The Supreme Court next week will wade into a thorny climate change debate as it takes up a lawsuit filed by a Louisiana parish against oil companies the locality says have eroded its coastline through decades of fossil fuel activities.
The issue before the justices is limited. They are slated to decide whether the lawsuit can proceed in state court, which is likely to be more friendly to the claims, or whether the oil companies can force the case to be removed to federal court.
The underlying battle is over whether Chevron and Exxon can be held liable under a 1978 Louisiana law for what Plaquemines Parish says is unrepaired environmental damage.
Billions of dollars are potentially at stake. A state jury last year awarded Plaquemines Parish more than $740 million in its lawsuit against Chevron — a ruling that would be wiped out if the high court rules that the matter should have been heard in federal court.
The oil companies say that’s where the case, and another brought by Cameron Parish, belong because Exxon and Chevron began their operations in Louisiana as contractors of the federal government during World War II.
That makes them fall under a federal law that allows challenges to federal officers and those acting under orders of federal officers to be sent to U.S. government courts, the companies say.
A district judge disagreed, finding that the oil companies, while under contract with the federal government, weren’t acting “under” federal orders and that the oil extraction wasn’t part of the federal contracts the companies are citing.
The 5th U.S. Circuit Court of Appeals said the district court was wrong on that first question and the companies were acting under orders.
But the appeals court said the district judge was correct in ruling that Exxon’s and Chevron’s oil extraction wasn’t directly ordered by the companies’ federal contracts to supply aviation fuel to the government during World War II, so the federal removal law doesn’t apply.
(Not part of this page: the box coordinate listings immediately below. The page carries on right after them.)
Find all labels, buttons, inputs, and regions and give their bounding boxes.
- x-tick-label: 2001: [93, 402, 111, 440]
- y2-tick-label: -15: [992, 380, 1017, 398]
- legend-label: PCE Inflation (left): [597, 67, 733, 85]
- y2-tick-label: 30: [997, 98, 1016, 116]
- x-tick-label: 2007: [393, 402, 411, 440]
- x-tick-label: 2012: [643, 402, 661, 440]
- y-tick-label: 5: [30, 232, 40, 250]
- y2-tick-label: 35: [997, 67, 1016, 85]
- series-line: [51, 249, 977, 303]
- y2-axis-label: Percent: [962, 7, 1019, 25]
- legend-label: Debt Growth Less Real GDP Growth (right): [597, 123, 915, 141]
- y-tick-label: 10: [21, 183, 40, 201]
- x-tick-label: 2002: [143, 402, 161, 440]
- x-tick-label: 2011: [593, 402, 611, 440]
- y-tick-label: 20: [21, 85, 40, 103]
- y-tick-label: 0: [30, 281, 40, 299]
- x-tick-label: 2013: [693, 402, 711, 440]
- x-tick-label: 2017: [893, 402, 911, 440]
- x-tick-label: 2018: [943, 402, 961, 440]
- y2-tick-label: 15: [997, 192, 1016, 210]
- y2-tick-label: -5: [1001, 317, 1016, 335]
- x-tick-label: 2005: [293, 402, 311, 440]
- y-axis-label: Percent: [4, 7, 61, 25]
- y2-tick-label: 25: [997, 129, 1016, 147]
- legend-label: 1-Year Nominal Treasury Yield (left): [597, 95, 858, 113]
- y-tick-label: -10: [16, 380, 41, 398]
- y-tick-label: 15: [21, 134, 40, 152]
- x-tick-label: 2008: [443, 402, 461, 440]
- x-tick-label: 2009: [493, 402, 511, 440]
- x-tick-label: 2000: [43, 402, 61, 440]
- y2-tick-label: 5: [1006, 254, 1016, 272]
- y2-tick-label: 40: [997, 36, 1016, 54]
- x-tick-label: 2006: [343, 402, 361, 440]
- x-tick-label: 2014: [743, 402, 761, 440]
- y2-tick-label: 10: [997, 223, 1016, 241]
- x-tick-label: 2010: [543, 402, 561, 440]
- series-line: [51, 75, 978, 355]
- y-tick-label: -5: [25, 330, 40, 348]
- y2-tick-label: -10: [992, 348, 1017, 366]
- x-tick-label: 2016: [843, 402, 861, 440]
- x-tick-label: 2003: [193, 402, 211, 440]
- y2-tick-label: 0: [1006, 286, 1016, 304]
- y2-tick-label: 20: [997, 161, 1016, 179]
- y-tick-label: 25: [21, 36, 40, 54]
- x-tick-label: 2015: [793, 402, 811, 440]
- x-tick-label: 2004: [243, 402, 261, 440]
Judge Andrew Oldham dissented from that ruling, warning that having to face a network of legal challenges in state courts could scare some firms away from doing business with Uncle Sam.
Louisiana says it has a right to enforce its own laws in state court.
“Federalism concerns weigh heavily in maintaining a state’s rights to enforce its own laws in its own courts,” the state argued in its filing.
With the case now at the high court, the Trump administration is backing the oil companies.
“The close link between oil production and refining — as reflected in petitioners’ federal contracts and in the federal government’s supervision of the wartime oil industry more generally — establishes the requisite connection for removal,” the Justice Department said in its brief to the court.
Washington Legal Foundation and the Atlantic Legal Foundation, two advocacy organizations, also filed a brief backing the energy giants.
They say the lower court’s ruling chills private sector work with the feds.
Two former senior military officers also filed a brief saying they worried about the implications for wartime decision-making if the oil companies lose.
“Our nation can ill afford the division, confusion and uncertainty that would necessarily result if disputes arising from war-time decision-making were adjudicated in piecemeal fashion in various state courts,” retired Gen. Richard B. Myers and retired Admiral Mike Mullen said.
But the Environmental Defense Fund said there’s no reason to think a case involving production of airplane fuel 80 years ago would affect future war efforts.
“Allowing removal here would spark a tidal wave of removal by federal contractors,” the group argued.
Litigation has been ongoing for more than a decade, when six parishes filed 42 lawsuits over the environmental damage in 2013.
The case is Chevron USA Inc. v. Plaquemines Parish.